Here’s a quote from the venerable Steve Jobs:
“Get closer than ever to your customers. So close that you tell them what they need well before they realize it themselves.”
According to him, the magic lies in getting intimately acquainted with your customers, so much so that you can anticipate their needs before they even do. If you can master this, you’re on your way to creating a formidable competitive advantage.
It all boils down to understanding your customers on a profound level. You must delve into the intricacies of consumer psychology, entering the customer’s mind. The brain, you see, has two facets, one is the emotional side, and the other is the logical side. Unfortunately, we cannot integrate both emotional and logical thinking, as the brain often operates in a “one-or-the-other” mode.
This is a very crucial aspect of customer psychology: they can’t be practically and emotionally engaged at the same time. They toggle between these modes. Picture the brain as a house, you sleep in one room, cook in another, and watch TV in yet another. Likewise, your thoughts reside in different “rooms” of your brain, shifting between emotions and practicality.
So, which part of the brain governs buying decisions?
It’s not the practical side; it’s the emotional side. Buying decisions are driven by emotions and impulses. When you purchase a phone, it’s not about MP or gigahertz; it’s about that emotional connection and appeal. It’s akin to a romantic endeavor, and once the honeymoon is over, reality sets in, and your perspective changes.
Indeed, once you’ve grasped your customers’ psychology, let’s examine this through the lens of psychological theories.
Product Adoption or Diffusion Curve:
There are five customer types, with only 16 percent falling into the category of innovators and early adopters. These individuals, often characterized as tech enthusiasts and visionaries, are particularly enthusiastic about product features. In this market segment, a product like the A51 holds appeal. However, the purchase decisions of the remaining 84 percent are driven by impulses and emotions, and it’s essential to recognize that a product cannot achieve success by solely targeting 16 percent of the population.
Maslow’s Hierarchy of Needs:
Human needs can be categorized into basic, psychological, and fulfillment. You should start by identifying and satisfying these basic needs to effectively market a product. Psychological needs encompass desires like love, belonging, and esteem, reflecting the universal quest for recognition and self-worth. Self-fulfillment needs to involve creative pursuits like music and art, providing a means of self-expression and enrichment. This framework states that as a product resonates more with psychological and self-fulfillment needs, customers become more willing to pay.
5 Product Levels Theory
Philip Kotler’s comprehensive product framework comprises five distinct types, the core product, generic, expected, augmented, and potential product. The core product addresses fundamental product needs, while the generic provides a bit more functionality. The expected product aligns closely with customer desires and preferences. In contrast, the augmented product offers additional value or features that pleasantly surprise customers. Finally, the potential product introduces innovative elements that customers may not have even considered, capable of leaving a profound impression. Hence your product must progress through these five levels of the product hierarchy to meet changing customer expectations and deliver heightened value.
The Kano Model
The model delineates three distinct types of customer needs: must, want, and wow. These categories play a pivotal role in shaping customer satisfaction levels. Continually incorporating must-have features or requirements alone will never lead to a positive satisfaction outcome; it merely keeps satisfaction stagnant at a baseline level. Even as you pile on specifications like megapixels and gigahertz, you’ll find yourself hovering around a neutral satisfaction point.
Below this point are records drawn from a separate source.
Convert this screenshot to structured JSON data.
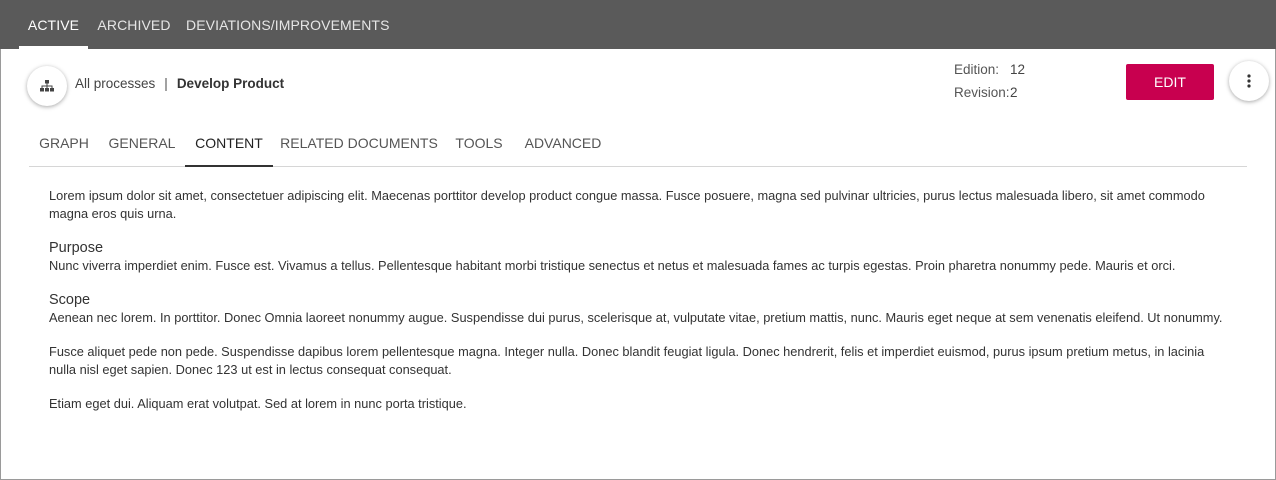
{
  "topnav": {
    "tabs": [
      {
        "label": "ACTIVE",
        "active": true
      },
      {
        "label": "ARCHIVED",
        "active": false
      },
      {
        "label": "DEVIATIONS/IMPROVEMENTS",
        "active": false
      }
    ]
  },
  "header": {
    "breadcrumb": {
      "parent": "All processes",
      "separator": "|",
      "current": "Develop Product"
    },
    "edition_label": "Edition:",
    "edition_value": "12",
    "revision_label": "Revision:",
    "revision_value": "2",
    "edit_label": "EDIT",
    "hierarchy_icon": "sitemap-icon",
    "more_icon": "more-vertical-icon"
  },
  "subtabs": [
    {
      "label": "GRAPH",
      "active": false
    },
    {
      "label": "GENERAL",
      "active": false
    },
    {
      "label": "CONTENT",
      "active": true
    },
    {
      "label": "RELATED DOCUMENTS",
      "active": false
    },
    {
      "label": "TOOLS",
      "active": false
    },
    {
      "label": "ADVANCED",
      "active": false
    }
  ],
  "content": {
    "intro": "Lorem ipsum dolor sit amet, consectetuer adipiscing elit. Maecenas porttitor develop product congue massa. Fusce posuere, magna sed pulvinar ultricies, purus lectus malesuada libero, sit amet commodo magna eros quis urna.",
    "purpose_heading": "Purpose",
    "purpose_text": "Nunc viverra imperdiet enim. Fusce est. Vivamus a tellus. Pellentesque habitant morbi tristique senectus et netus et malesuada fames ac turpis egestas. Proin pharetra nonummy pede. Mauris et orci.",
    "scope_heading": "Scope",
    "scope_text": "Aenean nec lorem. In porttitor. Donec Omnia laoreet nonummy augue. Suspendisse dui purus, scelerisque at, vulputate vitae, pretium mattis, nunc. Mauris eget neque at sem venenatis eleifend. Ut nonummy.",
    "paragraph_4": "Fusce aliquet pede non pede. Suspendisse dapibus lorem pellentesque magna. Integer nulla. Donec blandit feugiat ligula. Donec hendrerit, felis et imperdiet euismod, purus ipsum pretium metus, in lacinia nulla nisl eget sapien. Donec 123 ut est in lectus consequat consequat.",
    "paragraph_5": "Etiam eget dui. Aliquam erat volutpat. Sed at lorem in nunc porta tristique."
  },
  "colors": {
    "topnav_bg": "#5a5a5a",
    "accent": "#c8004f"
  }
}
To truly elevate customer satisfaction, the product must transition from addressing must-have elements to fulfilling wants and eventually culminating in wow factors. By attending to a customer’s wants, you can significantly boost satisfaction.
In essence, understanding and catering to a diverse customer base’s needs and psychological inclinations is the key to creating a product that resonates with a broader market. By moving your product up the value chain, aligning with Maslow’s hierarchy, and addressing customers’ wants and wow factors, you can enhance its competitive advantage and appeal to a larger portion of the market beyond just the early adopters.
This is where Apple’s product differentiation comes into play. Let’s delve into Apple’s distinctive features:
1. Must-Have Features: Apple offers a 12.5 gigahertz processor, 4 GB of RAM, and a 12 MP camera. Apple’s insight here is that customers don’t buy megapixels; they purchase the ability to capture memorable moments on platforms like Facebook, Instagram, and YouTube. The technical specifications, such as 4 GB of RAM and a 12-megapixel camera, suffice for these needs. Apple follows the principle that for specific tasks, more is not necessarily better; sometimes, less is more.
2. Wants: Apple recognizes that customers prioritize superior video clarity. Despite having a 12 MP camera, Apple’s focus on video clarity stands out with its impressive 20-40 fps (frames per second), surpassing competitors like Samsung and Nubia. This intelligent selection of features aligns with what truly matters to customers, setting Apple apart.
3. Wow Factor: The real wow factor lies not in hardware specifications but in Apple’s music offerings through iTunes and its ecosystem of apps. These apps empower users to unleash their creativity, generating double the revenue compared to other app stores. Apple even invests in developers to create innovative apps, a luxury Samsung, reliant on Google’s Android, cannot replicate. This strategic approach sets Apple apart.
So, when you examine these three strategies, you can see how they harmonize. Basic needs transform into must-have features, forming the core product. Safety needs translate into generic product elements. Psychological needs become wants, constituting the expected product. Lastly, self-fulfillment needs manifest as wow factors, defining the potential or augmented product. The key is to integrate these layers seamlessly into one product.
Many other phones have overemphasized the core product while neglecting the expected and augmented levels. In essence, the approach is straightforward: enhance appeal from basic to psychological to self-fulfillment, applicable not only in the phone industry but across various sectors. As you add these layers, your WTOP (willingness to pay) naturally increases. However, it’s crucial to begin with a solid core offering, akin to providing rice before offering a delightful curry. Your core should always be ready to anchor your product evolution.
How does it master the art of accessibility and create an irresistible allure?
From the very moment of product launch, Apple cultivates desirability. Take the first iPhone, for example. Steve Jobs presented it as not just one thing but as a fusion of three: the best iPod, the best phone, and the best Internet service all in one device. This immediately kindled a willingness to pay three times the amount, as customers saw the value in consolidating these functions.
Consider Apple’s meticulous attention to customer experience, its aesthetically pleasing website, and its well-crafted communication, including blogs, news, social media, and expert endorsements, all of which revolve around the iPhone. This strategic approach builds a niche market and fosters desirability even before the product is in the hands of consumers.
Hence to succeed you must understand the customer’s journey comprehensively, tracking it from the initial stages of awareness and desire creation, through the buying decision, purchase experience, and finally, post-sales support. This end-to-end focus on the customer journey is what ultimately increases the lifetime value of your customers. The more you invest in this holistic approach, the greater the willingness to pay.
Apple’s success is driven by customer-centric product development, competitive advantage, and an understanding of customer psychology. It’s not just about having the most features or technology.
Apple’s recipe for success involves creating great, innovative products backed by top technology. Other companies often struggle to replicate this formula, but the article delves into why.
Understanding customer psychology, emotional connections, and needs can impact product development and pricing strategies.
Apple’s approach involves careful attention to customer experience, marketing strategies, and tracking the customer journey from awareness to post-sales support to increase willingness to pay.